Electronic job submission is a key driver of print volume increases for corporate computer centers and in-plants in large businesses, according to "Corporate Color," a report published by Blackstone Research Associates. Nearly one-fifth (19 percent) of survey respondents reported a print volume increase that coincided with an increase in electronic submission of print jobs. The demand for color, primarily from marketing departments, is also listed as a catalyst for print volume increases among most Fortune 1000 companies, reports Blackstone.
"Generally speaking," the report notes, "when a production color printer is installed by a corporation, it is operated as a company resource by the in-plant print show or the centralized computer print operation. Each group is in a position to recommend a print method for a particular job in light of turnaround requirements, run length, print cost, quality requirements and so on." The reports claims that because none of the above-mentioned parties are the final judges as to the quality of the final product, marketing representatives become the overseers of most variable-data decisions, thus influencing the course in which digital file acceptance takes. As a result, the report analyzes how the marketing perspective affects the final product, as well as the course the technical operators must take to fulfill the expectations.
The report also theorizes that the trend in non-technical decision-making influences the path print quality and color control takes within the corporate infrastructure. Unlike the publishing market at large where production managers work together with printers to deliver intended aesthetics, the corporate marketplace thrives on a more bureaucratic system wherein many decision-makers, says Blackstone Research, act as separate entities and decision-makers. Because color control and quality is such a hot topic among print vendors, in-house technicians and general suppliers, resolution among this market is less succinct than between traditional printers and publishers.

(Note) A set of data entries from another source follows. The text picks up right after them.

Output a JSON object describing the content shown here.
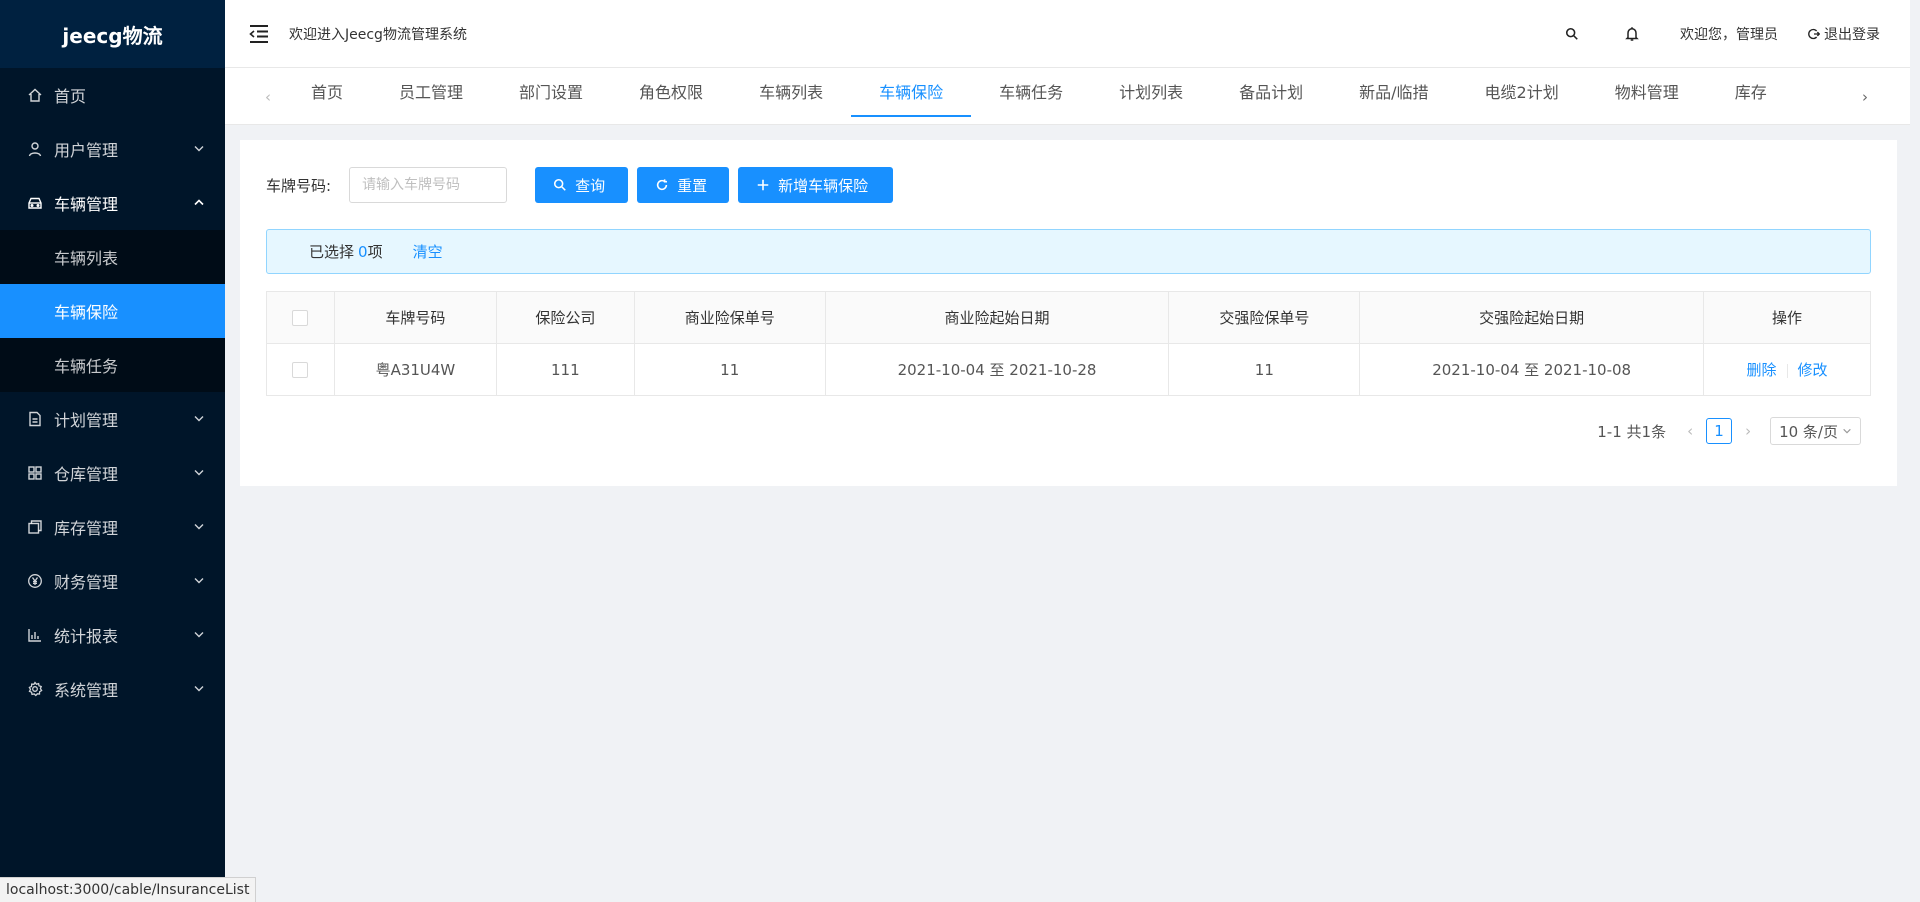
{
  "sidebar": {
    "logo": "jeecg物流",
    "items": [
      {
        "label": "首页",
        "icon": "home-icon"
      },
      {
        "label": "用户管理",
        "icon": "user-icon"
      },
      {
        "label": "车辆管理",
        "icon": "car-icon"
      },
      {
        "label": "计划管理",
        "icon": "file-icon"
      },
      {
        "label": "仓库管理",
        "icon": "grid-icon"
      },
      {
        "label": "库存管理",
        "icon": "copy-icon"
      },
      {
        "label": "财务管理",
        "icon": "yen-icon"
      },
      {
        "label": "统计报表",
        "icon": "bar-chart-icon"
      },
      {
        "label": "系统管理",
        "icon": "settings-icon"
      }
    ],
    "submenu": [
      "车辆列表",
      "车辆保险",
      "车辆任务"
    ]
  },
  "header": {
    "title": "欢迎进入Jeecg物流管理系统",
    "welcome": "欢迎您，管理员",
    "logout": "退出登录"
  },
  "tabs": [
    "首页",
    "员工管理",
    "部门设置",
    "角色权限",
    "车辆列表",
    "车辆保险",
    "车辆任务",
    "计划列表",
    "备品计划",
    "新品/临措",
    "电缆2计划",
    "物料管理",
    "库存"
  ],
  "search": {
    "label": "车牌号码:",
    "placeholder": "请输入车牌号码",
    "value": ""
  },
  "buttons": {
    "query": "查询",
    "reset": "重置",
    "add": "新增车辆保险"
  },
  "selection": {
    "prefix": "已选择",
    "count": "0",
    "suffix": "项",
    "clear": "清空"
  },
  "table": {
    "columns": [
      "车牌号码",
      "保险公司",
      "商业险保单号",
      "商业险起始日期",
      "交强险保单号",
      "交强险起始日期",
      "操作"
    ],
    "rows": [
      {
        "plate": "粤A31U4W",
        "company": "111",
        "commercial_no": "11",
        "commercial_dates": "2021-10-04 至 2021-10-28",
        "compulsory_no": "11",
        "compulsory_dates": "2021-10-04 至 2021-10-08",
        "delete": "删除",
        "edit": "修改"
      }
    ]
  },
  "pagination": {
    "total": "1-1 共1条",
    "current": "1",
    "page_size": "10 条/页"
  },
  "status_bar": "localhost:3000/cable/InsuranceList",
  "colors": {
    "primary": "#1890ff",
    "sidebar_bg": "#001529",
    "submenu_bg": "#000c17"
  }
}
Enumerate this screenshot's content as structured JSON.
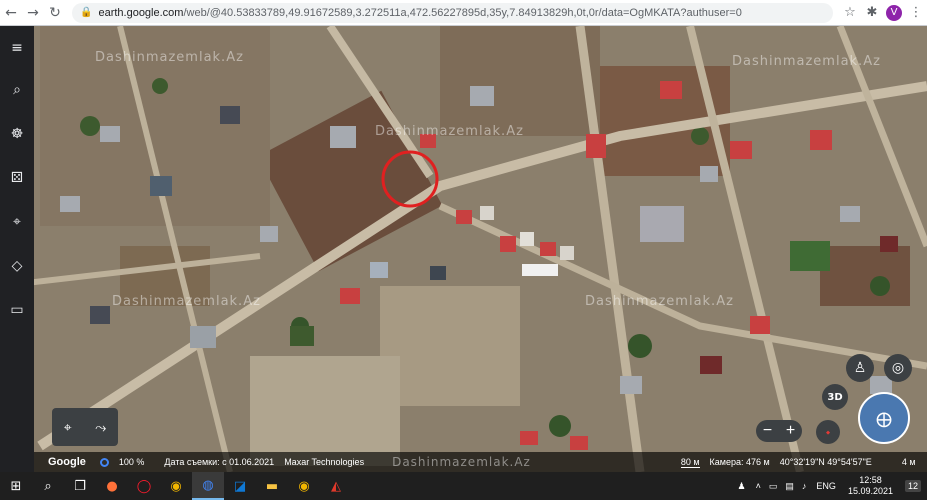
{
  "browser": {
    "url_domain": "earth.google.com",
    "url_rest": "/web/@40.53833789,49.91672589,3.272511a,472.56227895d,35y,7.84913829h,0t,0r/data=OgMKATA?authuser=0",
    "profile_initial": "V"
  },
  "map": {
    "watermark_text": "Dashinmazemlak.Az",
    "watermark_bottom": "Dashinmazemlak.Az",
    "marker_color": "#e02020"
  },
  "controls": {
    "three_d_label": "3D",
    "zoom_minus": "−",
    "zoom_plus": "+"
  },
  "status": {
    "logo": "Google",
    "load_percent": "100 %",
    "imagery_date": "Дата съемки: с 01.06.2021",
    "provider": "Maxar Technologies",
    "scale": "80 м",
    "camera": "Камера: 476 м",
    "coords": "40°32'19\"N 49°54'57\"E",
    "elevation": "4 м"
  },
  "taskbar": {
    "lang": "ENG",
    "time": "12:58",
    "date": "15.09.2021",
    "notif_count": "12"
  }
}
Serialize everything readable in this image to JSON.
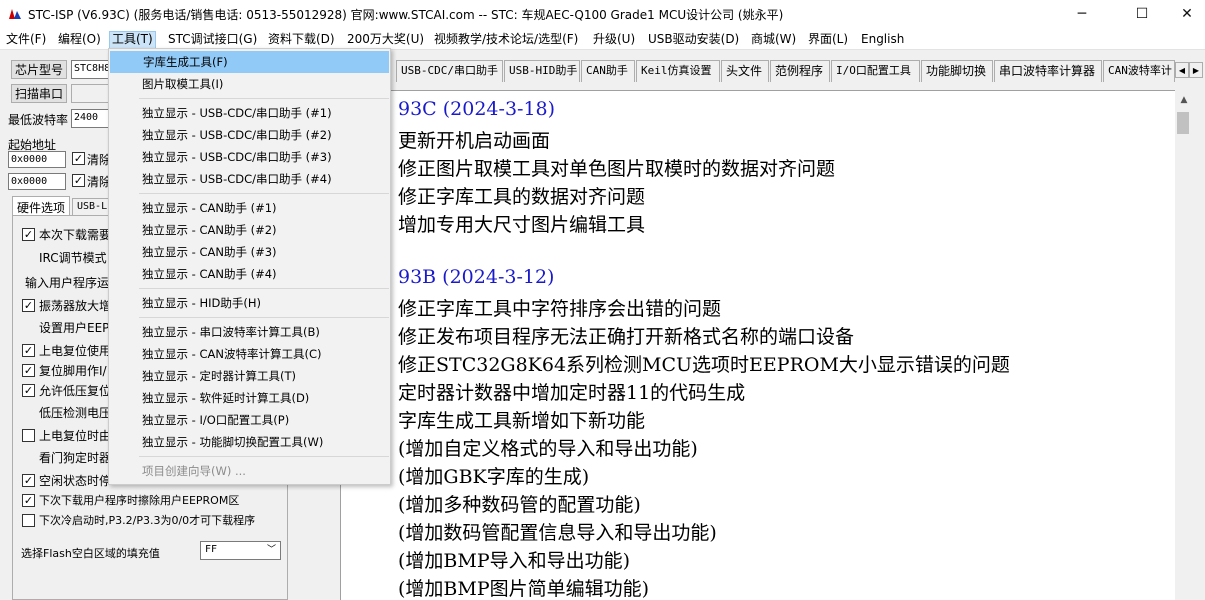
{
  "window": {
    "title": "STC-ISP (V6.93C) (服务电话/销售电话: 0513-55012928) 官网:www.STCAI.com  -- STC: 车规AEC-Q100 Grade1 MCU设计公司 (姚永平)",
    "minimize_glyph": "─",
    "maximize_glyph": "☐",
    "close_glyph": "✕"
  },
  "menubar": [
    "文件(F)",
    "编程(O)",
    "工具(T)",
    "STC调试接口(G)",
    "资料下载(D)",
    "200万大奖(U)",
    "视频教学/技术论坛/选型(F)",
    "升级(U)",
    "USB驱动安装(D)",
    "商城(W)",
    "界面(L)",
    "English"
  ],
  "left": {
    "chip_type_button": "芯片型号",
    "chip_type_value": "STC8H8",
    "scan_port_button": "扫描串口",
    "min_baud_label": "最低波特率",
    "min_baud_value": "2400",
    "start_addr_label": "起始地址",
    "addr1": "0x0000",
    "clear1_label": "清除",
    "addr2": "0x0000",
    "clear2_label": "清除",
    "tab_hw": "硬件选项",
    "tab_usb": "USB-L",
    "options": [
      "本次下载需要",
      "IRC调节模式",
      "输入用户程序运",
      "振荡器放大增",
      "设置用户EEP",
      "上电复位使用",
      "复位脚用作I/",
      "允许低压复位",
      "低压检测电压",
      "上电复位时由",
      "看门狗定时器",
      "空闲状态时停",
      "下次下载用户程序时擦除用户EEPROM区",
      "下次冷启动时,P3.2/P3.3为0/0才可下载程序"
    ],
    "fill_label": "选择Flash空白区域的填充值",
    "fill_value": "FF"
  },
  "tabs": [
    "USB-CDC/串口助手",
    "USB-HID助手",
    "CAN助手",
    "Keil仿真设置",
    "头文件",
    "范例程序",
    "I/O口配置工具",
    "功能脚切换",
    "串口波特率计算器",
    "CAN波特率计"
  ],
  "content_lines": [
    "93C (2024-3-18)",
    "更新开机启动画面",
    "修正图片取模工具对单色图片取模时的数据对齐问题",
    "修正字库工具的数据对齐问题",
    "增加专用大尺寸图片编辑工具",
    "",
    "93B (2024-3-12)",
    "修正字库工具中字符排序会出错的问题",
    "修正发布项目程序无法正确打开新格式名称的端口设备",
    "修正STC32G8K64系列检测MCU选项时EEPROM大小显示错误的问题",
    "定时器计数器中增加定时器11的代码生成",
    "字库生成工具新增如下新功能",
    "(增加自定义格式的导入和导出功能)",
    "(增加GBK字库的生成)",
    "(增加多种数码管的配置功能)",
    "(增加数码管配置信息导入和导出功能)",
    "(增加BMP导入和导出功能)",
    "(增加BMP图片简单编辑功能)"
  ],
  "tools_menu": [
    "字库生成工具(F)",
    "图片取模工具(I)",
    "独立显示 - USB-CDC/串口助手 (#1)",
    "独立显示 - USB-CDC/串口助手 (#2)",
    "独立显示 - USB-CDC/串口助手 (#3)",
    "独立显示 - USB-CDC/串口助手 (#4)",
    "独立显示 - CAN助手 (#1)",
    "独立显示 - CAN助手 (#2)",
    "独立显示 - CAN助手 (#3)",
    "独立显示 - CAN助手 (#4)",
    "独立显示 - HID助手(H)",
    "独立显示 - 串口波特率计算工具(B)",
    "独立显示 - CAN波特率计算工具(C)",
    "独立显示 - 定时器计算工具(T)",
    "独立显示 - 软件延时计算工具(D)",
    "独立显示 - I/O口配置工具(P)",
    "独立显示 - 功能脚切换配置工具(W)",
    "项目创建向导(W) ..."
  ],
  "colors": {
    "highlight": "#91c9f7",
    "version_text": "#1a1acc",
    "disabled_text": "#8c8c8c"
  }
}
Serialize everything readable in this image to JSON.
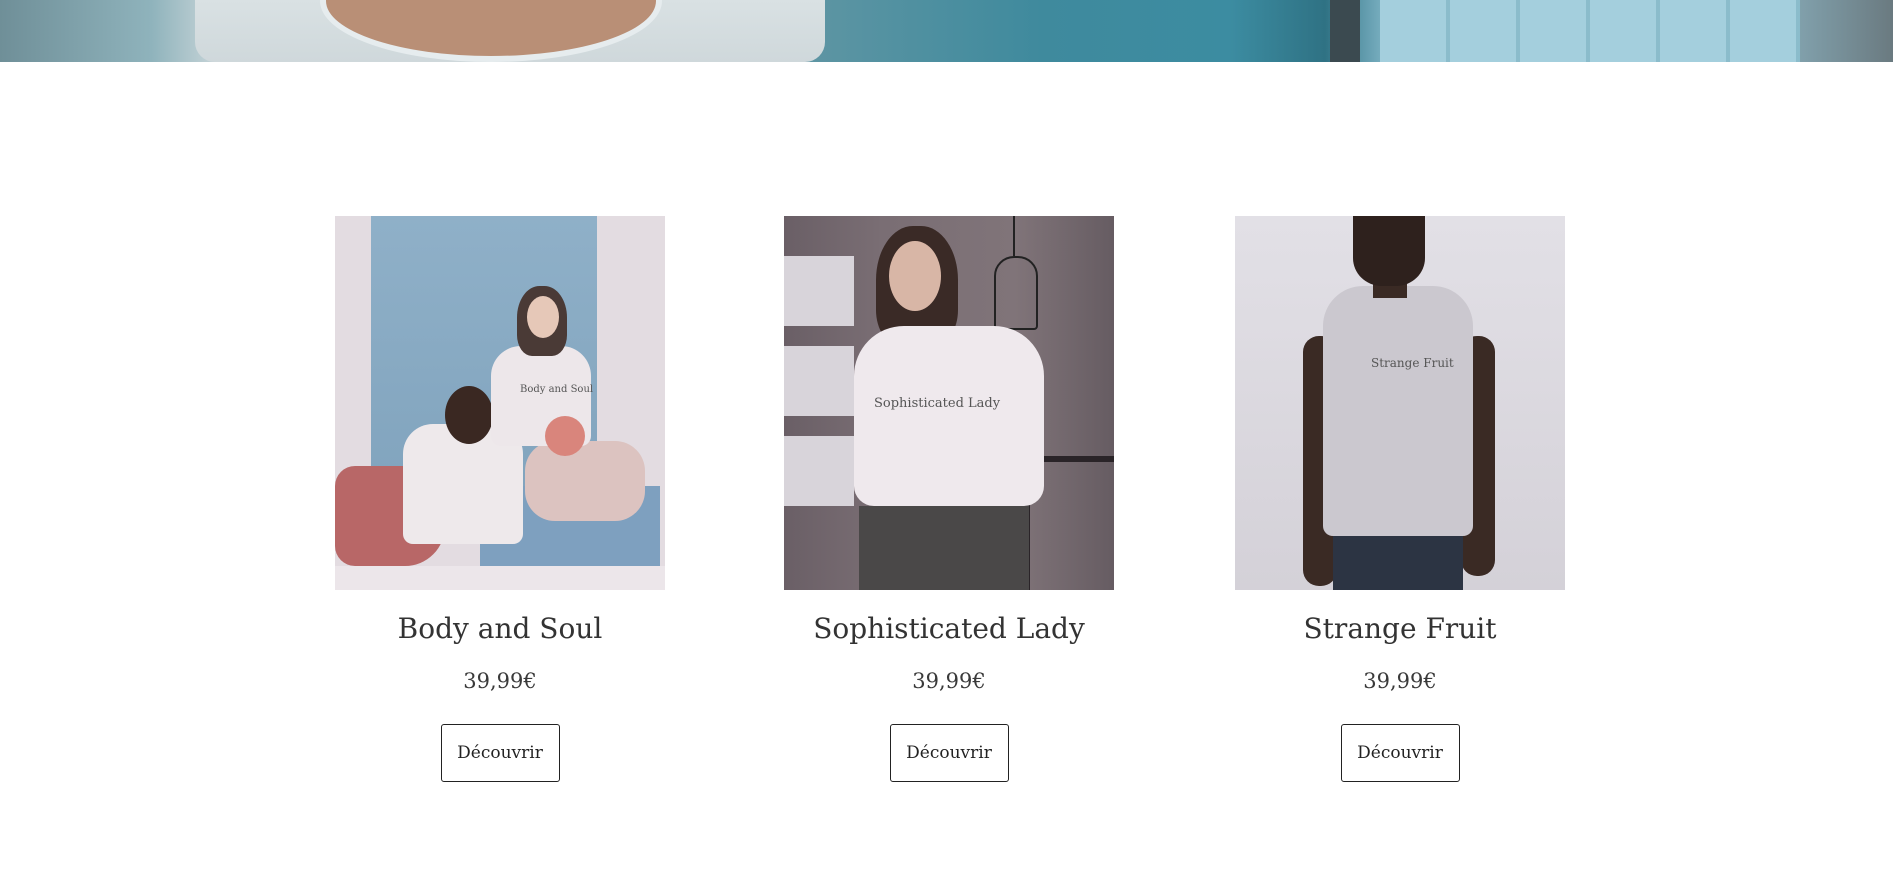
{
  "hero": {},
  "products": [
    {
      "title": "Body and Soul",
      "price": "39,99€",
      "button_label": "Découvrir",
      "tee_text": "Body and Soul"
    },
    {
      "title": "Sophisticated Lady",
      "price": "39,99€",
      "button_label": "Découvrir",
      "tee_text": "Sophisticated Lady"
    },
    {
      "title": "Strange Fruit",
      "price": "39,99€",
      "button_label": "Découvrir",
      "tee_text": "Strange Fruit"
    }
  ]
}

The report is based on more than 100 interviews with marketing decision makers about digital production and color printers. Many of the respondents, reports Blackstone Research, are involved with the purchase of printer hardware and software. The research group notes, "Only a few respondents are not involved in purchase decisions." The report also adds that "most of the information for 'Corporate Color' was obtained first-hand from end-users involved in their organizations documents," specifically digital color printers capable of 25 ppm.